Thousands march in Moscow to mark May Day holiday

ChrisD(RJ) chrisd at russiajournal.com
Wed May 1 02:23:41 PDT 2002


Thousands march in Moscow to mark May Day holiday Eds: UPDATES in grafs 6-7 with message from Putin to trade unionists AP Photos MOSB101-103

MOSCOW (AP) - Thousands of trade unionists gathered in downtown Moscow on Wednesday to celebrate the traditional May Day holiday while communists marked the occasion at a separate rally.

Organizers of the trade unionists' rally said at least 140,000 people had gathered behind St. Basil's cathedral near Red Square by midmorning. Another 100,000 people met at the separate communist rally at Karl Marx Square in front of the Bolshoi Theater several blocks from Red Square, the ITAR-Tass news agency reported.

Participants in the trade union rally criticized government policy toward labor, but praised the leadership of President Vladimir Putin.

Andrei Isayev, deputy chairman of Federation of Trade Unions, said Russia was being led by "a person we are not ashamed of before the whole world: a sober, reasonable and rational politician."

But, he said, Russia was not developing dynamically because Putin's policy was becoming stuck "in the stagnant bureaucratic apparatus of those who do not want to work and cannot work."

Putin sent a message to the trade unionists that was read to the crowd over a loudspeaker.

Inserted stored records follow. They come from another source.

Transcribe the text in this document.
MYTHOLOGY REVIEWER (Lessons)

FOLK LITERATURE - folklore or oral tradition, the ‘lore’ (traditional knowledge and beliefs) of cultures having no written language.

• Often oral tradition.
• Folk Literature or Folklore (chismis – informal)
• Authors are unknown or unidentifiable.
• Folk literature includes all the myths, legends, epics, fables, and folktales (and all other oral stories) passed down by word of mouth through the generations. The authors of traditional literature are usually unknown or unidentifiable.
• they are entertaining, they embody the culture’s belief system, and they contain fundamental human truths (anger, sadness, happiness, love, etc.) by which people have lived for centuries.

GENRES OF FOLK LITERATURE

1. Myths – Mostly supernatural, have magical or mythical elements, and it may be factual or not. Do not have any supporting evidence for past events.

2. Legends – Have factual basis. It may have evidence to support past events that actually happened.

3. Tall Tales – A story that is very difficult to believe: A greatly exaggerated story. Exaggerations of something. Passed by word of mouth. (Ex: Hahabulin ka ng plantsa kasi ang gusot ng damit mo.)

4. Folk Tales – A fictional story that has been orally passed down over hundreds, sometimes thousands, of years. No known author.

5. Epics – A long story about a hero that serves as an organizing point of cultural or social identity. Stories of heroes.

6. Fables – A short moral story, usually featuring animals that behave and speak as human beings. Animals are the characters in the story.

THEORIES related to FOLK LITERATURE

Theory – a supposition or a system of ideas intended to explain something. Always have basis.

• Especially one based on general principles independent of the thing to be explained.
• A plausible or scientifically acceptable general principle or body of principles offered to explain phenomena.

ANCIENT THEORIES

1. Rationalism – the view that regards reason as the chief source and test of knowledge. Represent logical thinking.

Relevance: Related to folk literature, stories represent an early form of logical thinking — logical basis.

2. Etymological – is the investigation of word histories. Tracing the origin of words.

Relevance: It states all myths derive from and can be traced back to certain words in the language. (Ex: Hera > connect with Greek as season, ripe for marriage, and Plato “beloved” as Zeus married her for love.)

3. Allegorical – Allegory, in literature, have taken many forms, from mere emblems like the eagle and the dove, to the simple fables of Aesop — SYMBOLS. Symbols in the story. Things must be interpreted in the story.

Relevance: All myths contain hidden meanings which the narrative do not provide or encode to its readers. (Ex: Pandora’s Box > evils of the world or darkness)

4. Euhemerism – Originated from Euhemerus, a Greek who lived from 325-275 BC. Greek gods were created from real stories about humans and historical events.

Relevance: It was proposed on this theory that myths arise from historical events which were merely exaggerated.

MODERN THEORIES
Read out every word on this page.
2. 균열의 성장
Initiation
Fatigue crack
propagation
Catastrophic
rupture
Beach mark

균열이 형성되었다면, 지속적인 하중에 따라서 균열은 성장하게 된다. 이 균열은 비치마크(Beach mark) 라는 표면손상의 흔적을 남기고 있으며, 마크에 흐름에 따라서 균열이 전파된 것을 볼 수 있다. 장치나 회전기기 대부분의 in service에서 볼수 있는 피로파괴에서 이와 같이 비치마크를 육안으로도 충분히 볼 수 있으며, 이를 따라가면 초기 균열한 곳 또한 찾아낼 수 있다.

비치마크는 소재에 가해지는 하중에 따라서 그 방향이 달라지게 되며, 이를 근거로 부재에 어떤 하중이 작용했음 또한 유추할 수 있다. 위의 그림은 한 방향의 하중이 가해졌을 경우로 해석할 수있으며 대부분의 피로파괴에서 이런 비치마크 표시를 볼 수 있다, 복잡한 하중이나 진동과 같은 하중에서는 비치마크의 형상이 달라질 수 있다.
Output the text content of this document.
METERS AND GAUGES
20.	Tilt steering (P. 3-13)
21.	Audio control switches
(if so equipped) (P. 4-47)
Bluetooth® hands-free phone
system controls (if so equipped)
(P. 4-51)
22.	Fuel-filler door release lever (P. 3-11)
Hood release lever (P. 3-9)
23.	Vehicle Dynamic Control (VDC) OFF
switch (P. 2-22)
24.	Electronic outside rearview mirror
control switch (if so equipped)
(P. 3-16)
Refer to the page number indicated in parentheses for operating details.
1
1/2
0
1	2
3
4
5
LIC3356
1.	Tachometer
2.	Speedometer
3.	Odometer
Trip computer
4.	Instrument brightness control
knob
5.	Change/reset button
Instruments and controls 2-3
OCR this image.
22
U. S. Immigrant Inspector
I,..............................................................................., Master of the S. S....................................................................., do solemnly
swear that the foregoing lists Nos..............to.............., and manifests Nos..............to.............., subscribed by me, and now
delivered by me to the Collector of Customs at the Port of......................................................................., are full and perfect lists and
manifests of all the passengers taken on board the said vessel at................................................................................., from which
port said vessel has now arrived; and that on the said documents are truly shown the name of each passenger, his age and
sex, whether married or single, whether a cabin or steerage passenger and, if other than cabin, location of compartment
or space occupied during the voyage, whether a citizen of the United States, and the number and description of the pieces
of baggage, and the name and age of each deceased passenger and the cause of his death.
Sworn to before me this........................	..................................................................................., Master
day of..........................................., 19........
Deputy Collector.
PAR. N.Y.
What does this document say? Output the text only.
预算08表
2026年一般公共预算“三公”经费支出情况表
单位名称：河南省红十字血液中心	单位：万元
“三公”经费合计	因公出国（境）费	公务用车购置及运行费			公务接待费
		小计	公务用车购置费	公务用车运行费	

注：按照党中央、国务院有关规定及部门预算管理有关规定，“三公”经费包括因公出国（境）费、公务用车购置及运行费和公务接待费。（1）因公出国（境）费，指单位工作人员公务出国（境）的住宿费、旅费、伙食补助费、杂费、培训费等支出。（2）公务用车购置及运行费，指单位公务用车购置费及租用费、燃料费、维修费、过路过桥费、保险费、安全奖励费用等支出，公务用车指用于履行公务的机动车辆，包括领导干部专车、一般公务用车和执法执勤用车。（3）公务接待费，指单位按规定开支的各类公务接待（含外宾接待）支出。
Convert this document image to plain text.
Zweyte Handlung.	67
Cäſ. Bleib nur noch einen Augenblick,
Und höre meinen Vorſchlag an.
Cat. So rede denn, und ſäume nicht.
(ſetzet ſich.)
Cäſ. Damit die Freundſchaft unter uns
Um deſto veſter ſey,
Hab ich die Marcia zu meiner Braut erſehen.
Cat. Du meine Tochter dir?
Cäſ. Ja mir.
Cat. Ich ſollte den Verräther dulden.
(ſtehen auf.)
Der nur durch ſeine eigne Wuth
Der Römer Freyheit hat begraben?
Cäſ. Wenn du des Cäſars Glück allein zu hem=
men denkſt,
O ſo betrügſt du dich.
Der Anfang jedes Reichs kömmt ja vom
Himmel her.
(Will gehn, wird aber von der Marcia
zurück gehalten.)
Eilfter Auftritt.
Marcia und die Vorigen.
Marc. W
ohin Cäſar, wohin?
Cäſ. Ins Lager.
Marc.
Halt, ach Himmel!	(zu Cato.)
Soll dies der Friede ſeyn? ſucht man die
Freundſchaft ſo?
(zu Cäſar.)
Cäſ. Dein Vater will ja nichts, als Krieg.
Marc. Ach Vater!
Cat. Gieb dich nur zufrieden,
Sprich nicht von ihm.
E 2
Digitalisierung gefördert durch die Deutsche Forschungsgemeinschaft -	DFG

"The main task of the government and all constructive forces in society is to make Russia a wealthy, prospering country," Putin's message said. "I believe that the joint rally by representatives from the Federation of Trade Unions will help achieve this goal."

Some 4,000 police officers and traffic police were deployed in the city center to control the crowds celebrating May Day, once one of the most important holidays in the former Soviet Union, ITAR-Tass said.

Leading the communist rally, party leader Gennady Zyuganov noted that more young people were taking part in the May Day celebration. "The participants have increased by four or five times (over recent years), and many of them are young people," he said.

Elsewhere in the former Soviet Union, rallies were planned in about 500 cities and towns.